Manchin urged Schumer (D-NY) to slow down and give lawmakers more time to discuss the spending bill and how it will be funded.
“Don’t you think we ought to hit the pause and find out the vulnerability that we have right now?” he said on CNN. “We don’t know what happened with this COVID. It’s awful, coming back the way it is with a vengeance. We don’t know about inflation. We know it’s running rampant right now. I can tell you in West Virginia inflation’s running rampant. And on top of that the challenges we’re going to have – geopolitical challenges — shouldn’t we be prepared?”
Sanders said he’s willing to give lawmakers more time to discuss the package but insisted time is ticking.

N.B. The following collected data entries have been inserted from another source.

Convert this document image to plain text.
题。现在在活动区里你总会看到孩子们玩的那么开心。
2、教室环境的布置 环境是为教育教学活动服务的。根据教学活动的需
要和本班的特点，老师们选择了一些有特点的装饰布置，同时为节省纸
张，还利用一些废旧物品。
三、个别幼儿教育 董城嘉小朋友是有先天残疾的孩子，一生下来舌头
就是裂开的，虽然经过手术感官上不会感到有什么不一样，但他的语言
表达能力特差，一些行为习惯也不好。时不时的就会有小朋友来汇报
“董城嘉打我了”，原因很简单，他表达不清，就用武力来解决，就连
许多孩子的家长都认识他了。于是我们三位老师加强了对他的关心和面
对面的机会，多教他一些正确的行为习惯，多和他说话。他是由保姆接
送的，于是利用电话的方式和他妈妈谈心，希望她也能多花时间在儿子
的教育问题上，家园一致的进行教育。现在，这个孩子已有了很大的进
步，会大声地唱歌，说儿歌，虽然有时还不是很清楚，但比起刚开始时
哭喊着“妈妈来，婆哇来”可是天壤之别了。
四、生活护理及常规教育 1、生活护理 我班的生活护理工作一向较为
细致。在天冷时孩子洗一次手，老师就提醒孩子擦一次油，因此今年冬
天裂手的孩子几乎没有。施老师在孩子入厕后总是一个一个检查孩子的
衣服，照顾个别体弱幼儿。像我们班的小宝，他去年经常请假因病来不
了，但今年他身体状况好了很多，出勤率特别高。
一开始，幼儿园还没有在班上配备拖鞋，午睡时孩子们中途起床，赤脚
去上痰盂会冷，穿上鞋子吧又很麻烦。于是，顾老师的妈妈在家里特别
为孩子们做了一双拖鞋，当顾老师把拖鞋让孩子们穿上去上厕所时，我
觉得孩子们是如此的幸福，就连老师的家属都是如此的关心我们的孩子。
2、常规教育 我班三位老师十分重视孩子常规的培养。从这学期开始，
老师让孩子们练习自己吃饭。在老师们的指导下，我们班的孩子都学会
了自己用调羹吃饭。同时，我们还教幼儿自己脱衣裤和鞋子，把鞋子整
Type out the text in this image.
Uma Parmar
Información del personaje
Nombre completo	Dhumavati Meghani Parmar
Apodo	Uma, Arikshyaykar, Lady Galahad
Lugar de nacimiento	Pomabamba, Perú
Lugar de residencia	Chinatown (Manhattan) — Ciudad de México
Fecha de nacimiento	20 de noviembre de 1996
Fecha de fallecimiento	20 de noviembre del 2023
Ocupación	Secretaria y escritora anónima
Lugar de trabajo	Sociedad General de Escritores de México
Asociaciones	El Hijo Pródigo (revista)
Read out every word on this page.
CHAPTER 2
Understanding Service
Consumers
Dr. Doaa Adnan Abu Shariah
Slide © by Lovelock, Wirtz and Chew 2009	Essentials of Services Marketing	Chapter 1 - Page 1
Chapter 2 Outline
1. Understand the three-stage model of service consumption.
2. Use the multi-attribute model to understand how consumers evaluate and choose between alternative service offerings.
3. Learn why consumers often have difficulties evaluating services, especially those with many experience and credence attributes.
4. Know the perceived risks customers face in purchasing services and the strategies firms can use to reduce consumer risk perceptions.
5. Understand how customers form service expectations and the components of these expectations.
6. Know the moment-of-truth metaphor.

“But there is a sense of urgency. And a sense of urgency is that we live in a country today where the wealthiest people and the largest corporations are doing phenomenally well, while working-class people are struggling all over this country in terms of health care. You got 90 million people uninsured or underinsured,” he said.
Manchin, who wrote an op-ed in the Wall Street Journal earlier this month outlining his opposition, also suggested the price tag on the legislation be lowered to around $1.5 trillion.
He said he had concerns with raising taxes to pay for the package because he believed former President Donald Trump’s 2017 tax cuts were “weighted to the wealthy.”
“If we have a competitive tax code -- from a non-competitive, doesn’t help the working person that was done in 2017 — that’s in the $1 [trillion], $1.5 [trillion] range, OK, with that’s where it is. Shouldn’t you be looking at, what does it take now to meet the urgent needs that we have that we haven’t already met?” he said.
For the spending package to pass through the process of reconciliation in the 50-50 divided Senate, all 50 Democratic senators would have to approve it.
Vice President Kamala Harris would act as the tiebreaker.
No Republicans are expected to approve it.